Traditional error detection approaches require user-defined parameters and rules. Thus, the user has to know both the error detection system and the data. However, we can also formulate error detection as a semi-supervised classification problem that only requires domain expertise. The challenges for such an approach are twofold: (1) to represent the data in a way that enables a classification model to identify various kinds of data errors, and (2) to pick the most promising data values for learning. In this paper, we address these challenges with our new example-driven error detection method (ED2). First, we discuss and identify the appropriate features to locate different kinds of data errors across different data types. Second, we present a new two-dimensional multi-classifier sampling strategy for active learning. The combined application of these techniques enables the convergence of the classification task with high detection accuracy. On several real-world datasets, ED2 requires, on average, only 1% labels to outperform existing error detection approaches that are manually configured and tuned.
For further details refer to the paper - and of course if any of this code was helpful for your research, please consider citing it:
@inproceedings{neutatz2019ed2,
title={{ED2:} {A} {C}ase for {A}ctive {L}earning in {E}rror {D}etection},
author={Neutatz, Felix and Mahdavi, Mohammad and Abedjan, Ziawasch},
booktitle={{CIKM}},
year={2019}
}
We provide the dirty and the clean version of a number of datasets.
In addition to the charts provided in the paper, we provide additional evaluations on more datasets:
- Feature representations: Besides more datasets, we also provide the F1-score for LSTM features on Address, Flights, and Hospital.

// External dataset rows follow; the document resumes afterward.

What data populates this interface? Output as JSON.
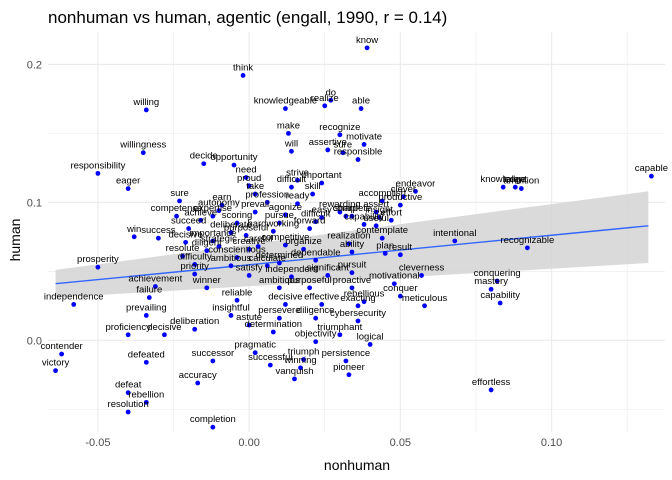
{
  "chart_data": {
    "type": "scatter",
    "title": "nonhuman vs human, agentic (engall, 1990, r = 0.14)",
    "xlabel": "nonhuman",
    "ylabel": "human",
    "xlim": [
      -0.0665,
      0.1375
    ],
    "ylim": [
      -0.0665,
      0.2235
    ],
    "x_ticks": [
      -0.05,
      0.0,
      0.05,
      0.1
    ],
    "x_tick_labels": [
      "-0.05",
      "0.00",
      "0.05",
      "0.10"
    ],
    "y_ticks": [
      0.0,
      0.1,
      0.2
    ],
    "y_tick_labels": [
      "0.0",
      "0.1",
      "0.2"
    ],
    "grid": true,
    "colors": {
      "point": "#0000ff",
      "trend": "#3366ff",
      "band": "#d3d3d3",
      "grid": "#ebebeb"
    },
    "trend": {
      "x": [
        -0.064,
        0.132
      ],
      "y": [
        0.041,
        0.083
      ],
      "ci_lower": [
        0.031,
        0.056
      ],
      "ci_upper": [
        0.051,
        0.108
      ]
    },
    "points": [
      {
        "label": "know",
        "x": 0.039,
        "y": 0.212
      },
      {
        "label": "think",
        "x": -0.002,
        "y": 0.192
      },
      {
        "label": "willing",
        "x": -0.034,
        "y": 0.167
      },
      {
        "label": "knowledgeable",
        "x": 0.012,
        "y": 0.168
      },
      {
        "label": "realize",
        "x": 0.025,
        "y": 0.17
      },
      {
        "label": "do",
        "x": 0.027,
        "y": 0.174
      },
      {
        "label": "able",
        "x": 0.037,
        "y": 0.168
      },
      {
        "label": "make",
        "x": 0.013,
        "y": 0.15
      },
      {
        "label": "recognize",
        "x": 0.03,
        "y": 0.149
      },
      {
        "label": "motivate",
        "x": 0.038,
        "y": 0.142
      },
      {
        "label": "will",
        "x": 0.014,
        "y": 0.137
      },
      {
        "label": "assertive",
        "x": 0.026,
        "y": 0.138
      },
      {
        "label": "sure",
        "x": 0.031,
        "y": 0.136
      },
      {
        "label": "willingness",
        "x": -0.035,
        "y": 0.136
      },
      {
        "label": "responsible",
        "x": 0.036,
        "y": 0.131
      },
      {
        "label": "decide",
        "x": -0.015,
        "y": 0.128
      },
      {
        "label": "opportunity",
        "x": -0.005,
        "y": 0.127
      },
      {
        "label": "responsibility",
        "x": -0.05,
        "y": 0.121
      },
      {
        "label": "capable",
        "x": 0.133,
        "y": 0.119
      },
      {
        "label": "need",
        "x": -0.001,
        "y": 0.118
      },
      {
        "label": "strive",
        "x": 0.016,
        "y": 0.116
      },
      {
        "label": "important",
        "x": 0.024,
        "y": 0.114
      },
      {
        "label": "proud",
        "x": 0.0,
        "y": 0.112
      },
      {
        "label": "difficult",
        "x": 0.014,
        "y": 0.111
      },
      {
        "label": "knowledge",
        "x": 0.084,
        "y": 0.111
      },
      {
        "label": "talent",
        "x": 0.088,
        "y": 0.111
      },
      {
        "label": "ambition",
        "x": 0.09,
        "y": 0.11
      },
      {
        "label": "eager",
        "x": -0.04,
        "y": 0.11
      },
      {
        "label": "endeavor",
        "x": 0.055,
        "y": 0.108
      },
      {
        "label": "take",
        "x": 0.002,
        "y": 0.106
      },
      {
        "label": "skill",
        "x": 0.021,
        "y": 0.106
      },
      {
        "label": "clever",
        "x": 0.051,
        "y": 0.104
      },
      {
        "label": "sure",
        "x": -0.023,
        "y": 0.101
      },
      {
        "label": "profession",
        "x": 0.006,
        "y": 0.1
      },
      {
        "label": "ready",
        "x": 0.016,
        "y": 0.099
      },
      {
        "label": "accomplish",
        "x": 0.044,
        "y": 0.101
      },
      {
        "label": "productive",
        "x": 0.05,
        "y": 0.098
      },
      {
        "label": "earn",
        "x": -0.009,
        "y": 0.098
      },
      {
        "label": "autonomy",
        "x": -0.01,
        "y": 0.094
      },
      {
        "label": "prevail",
        "x": 0.002,
        "y": 0.093
      },
      {
        "label": "rewarding",
        "x": 0.03,
        "y": 0.093
      },
      {
        "label": "complete",
        "x": 0.034,
        "y": 0.09
      },
      {
        "label": "insight",
        "x": 0.043,
        "y": 0.089
      },
      {
        "label": "assert",
        "x": 0.042,
        "y": 0.093
      },
      {
        "label": "expertise",
        "x": -0.012,
        "y": 0.09
      },
      {
        "label": "competence",
        "x": -0.024,
        "y": 0.09
      },
      {
        "label": "agonize",
        "x": 0.012,
        "y": 0.091
      },
      {
        "label": "easy",
        "x": 0.024,
        "y": 0.089
      },
      {
        "label": "sharp",
        "x": 0.032,
        "y": 0.09
      },
      {
        "label": "effort",
        "x": 0.047,
        "y": 0.087
      },
      {
        "label": "achieve",
        "x": -0.016,
        "y": 0.087
      },
      {
        "label": "scoring",
        "x": -0.004,
        "y": 0.085
      },
      {
        "label": "pursue",
        "x": 0.01,
        "y": 0.085
      },
      {
        "label": "difficult",
        "x": 0.022,
        "y": 0.086
      },
      {
        "label": "capability",
        "x": 0.038,
        "y": 0.084
      },
      {
        "label": "useful",
        "x": 0.042,
        "y": 0.083
      },
      {
        "label": "succeed",
        "x": -0.02,
        "y": 0.081
      },
      {
        "label": "deliberate",
        "x": -0.006,
        "y": 0.078
      },
      {
        "label": "hardworking",
        "x": 0.008,
        "y": 0.079
      },
      {
        "label": "forward",
        "x": 0.02,
        "y": 0.081
      },
      {
        "label": "win",
        "x": -0.038,
        "y": 0.075
      },
      {
        "label": "success",
        "x": -0.03,
        "y": 0.074
      },
      {
        "label": "purposeful",
        "x": -0.001,
        "y": 0.076
      },
      {
        "label": "contemplate",
        "x": 0.044,
        "y": 0.074
      },
      {
        "label": "importance",
        "x": -0.012,
        "y": 0.072
      },
      {
        "label": "recognizable",
        "x": 0.092,
        "y": 0.067
      },
      {
        "label": "intentional",
        "x": 0.068,
        "y": 0.072
      },
      {
        "label": "decisive",
        "x": -0.021,
        "y": 0.071
      },
      {
        "label": "strategic",
        "x": -0.01,
        "y": 0.068
      },
      {
        "label": "careful",
        "x": 0.003,
        "y": 0.068
      },
      {
        "label": "competitive",
        "x": 0.012,
        "y": 0.069
      },
      {
        "label": "realization",
        "x": 0.033,
        "y": 0.07
      },
      {
        "label": "diligent",
        "x": -0.014,
        "y": 0.065
      },
      {
        "label": "creative",
        "x": 0.0,
        "y": 0.066
      },
      {
        "label": "organize",
        "x": 0.018,
        "y": 0.066
      },
      {
        "label": "ability",
        "x": 0.034,
        "y": 0.064
      },
      {
        "label": "plan",
        "x": 0.045,
        "y": 0.063
      },
      {
        "label": "result",
        "x": 0.05,
        "y": 0.062
      },
      {
        "label": "resolute",
        "x": -0.022,
        "y": 0.061
      },
      {
        "label": "conscientious",
        "x": -0.004,
        "y": 0.06
      },
      {
        "label": "dependable",
        "x": 0.022,
        "y": 0.058
      },
      {
        "label": "independence",
        "x": -0.058,
        "y": 0.026
      },
      {
        "label": "prosperity",
        "x": -0.05,
        "y": 0.053
      },
      {
        "label": "difficulty",
        "x": -0.018,
        "y": 0.055
      },
      {
        "label": "ambitious",
        "x": -0.006,
        "y": 0.054
      },
      {
        "label": "calculate",
        "x": 0.006,
        "y": 0.054
      },
      {
        "label": "determined",
        "x": 0.01,
        "y": 0.056
      },
      {
        "label": "priority",
        "x": -0.018,
        "y": 0.048
      },
      {
        "label": "satisfy",
        "x": 0.0,
        "y": 0.047
      },
      {
        "label": "independent",
        "x": 0.014,
        "y": 0.046
      },
      {
        "label": "significant",
        "x": 0.026,
        "y": 0.047
      },
      {
        "label": "pursuit",
        "x": 0.034,
        "y": 0.049
      },
      {
        "label": "cleverness",
        "x": 0.057,
        "y": 0.047
      },
      {
        "label": "conquering",
        "x": 0.082,
        "y": 0.043
      },
      {
        "label": "achievement",
        "x": -0.031,
        "y": 0.039
      },
      {
        "label": "winner",
        "x": -0.014,
        "y": 0.038
      },
      {
        "label": "ambitious",
        "x": 0.01,
        "y": 0.038
      },
      {
        "label": "purposeful",
        "x": 0.02,
        "y": 0.038
      },
      {
        "label": "proactive",
        "x": 0.034,
        "y": 0.038
      },
      {
        "label": "motivational",
        "x": 0.048,
        "y": 0.041
      },
      {
        "label": "mastery",
        "x": 0.08,
        "y": 0.037
      },
      {
        "label": "failure",
        "x": -0.033,
        "y": 0.031
      },
      {
        "label": "reliable",
        "x": -0.004,
        "y": 0.029
      },
      {
        "label": "rebellious",
        "x": 0.038,
        "y": 0.028
      },
      {
        "label": "conquer",
        "x": 0.05,
        "y": 0.032
      },
      {
        "label": "decisive",
        "x": 0.012,
        "y": 0.026
      },
      {
        "label": "effective",
        "x": 0.024,
        "y": 0.026
      },
      {
        "label": "exacting",
        "x": 0.036,
        "y": 0.025
      },
      {
        "label": "meticulous",
        "x": 0.058,
        "y": 0.025
      },
      {
        "label": "capability",
        "x": 0.083,
        "y": 0.027
      },
      {
        "label": "prevailing",
        "x": -0.034,
        "y": 0.018
      },
      {
        "label": "insightful",
        "x": -0.006,
        "y": 0.018
      },
      {
        "label": "persevere",
        "x": 0.01,
        "y": 0.016
      },
      {
        "label": "diligence",
        "x": 0.022,
        "y": 0.016
      },
      {
        "label": "cybersecurity",
        "x": 0.036,
        "y": 0.014
      },
      {
        "label": "deliberation",
        "x": -0.018,
        "y": 0.008
      },
      {
        "label": "astute",
        "x": 0.0,
        "y": 0.011
      },
      {
        "label": "determination",
        "x": 0.008,
        "y": 0.006
      },
      {
        "label": "proficiency",
        "x": -0.04,
        "y": 0.004
      },
      {
        "label": "decisive",
        "x": -0.028,
        "y": 0.004
      },
      {
        "label": "triumphant",
        "x": 0.03,
        "y": 0.004
      },
      {
        "label": "objectivity",
        "x": 0.022,
        "y": -0.001
      },
      {
        "label": "logical",
        "x": 0.04,
        "y": -0.003
      },
      {
        "label": "contender",
        "x": -0.062,
        "y": -0.01
      },
      {
        "label": "pragmatic",
        "x": 0.002,
        "y": -0.009
      },
      {
        "label": "defeated",
        "x": -0.034,
        "y": -0.016
      },
      {
        "label": "successor",
        "x": -0.012,
        "y": -0.015
      },
      {
        "label": "triumph",
        "x": 0.018,
        "y": -0.014
      },
      {
        "label": "persistence",
        "x": 0.032,
        "y": -0.015
      },
      {
        "label": "successful",
        "x": 0.007,
        "y": -0.018
      },
      {
        "label": "winning",
        "x": 0.017,
        "y": -0.02
      },
      {
        "label": "victory",
        "x": -0.064,
        "y": -0.022
      },
      {
        "label": "pioneer",
        "x": 0.033,
        "y": -0.025
      },
      {
        "label": "vanquish",
        "x": 0.015,
        "y": -0.028
      },
      {
        "label": "accuracy",
        "x": -0.017,
        "y": -0.031
      },
      {
        "label": "effortless",
        "x": 0.08,
        "y": -0.036
      },
      {
        "label": "defeat",
        "x": -0.04,
        "y": -0.038
      },
      {
        "label": "rebellion",
        "x": -0.034,
        "y": -0.045
      },
      {
        "label": "resolution",
        "x": -0.04,
        "y": -0.052
      },
      {
        "label": "completion",
        "x": -0.012,
        "y": -0.063
      }
    ]
  }
}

- Column selection strategies
- Classification models
We are working hard to provide as much documentation as possible over the time. We start here:
cd model
sudo apt-get install libpq-dev python-dev python-tk
sudo python setup.py install
To run the experiments, first, you need to set the paths in a configuration file with the name of your machine. Examples can be found here: ~/model/ml/configuration/resources/
Then, you can adapt the file ~/model/ml/experiments/features_experiment_multi.py to run the experiments that you are interested in.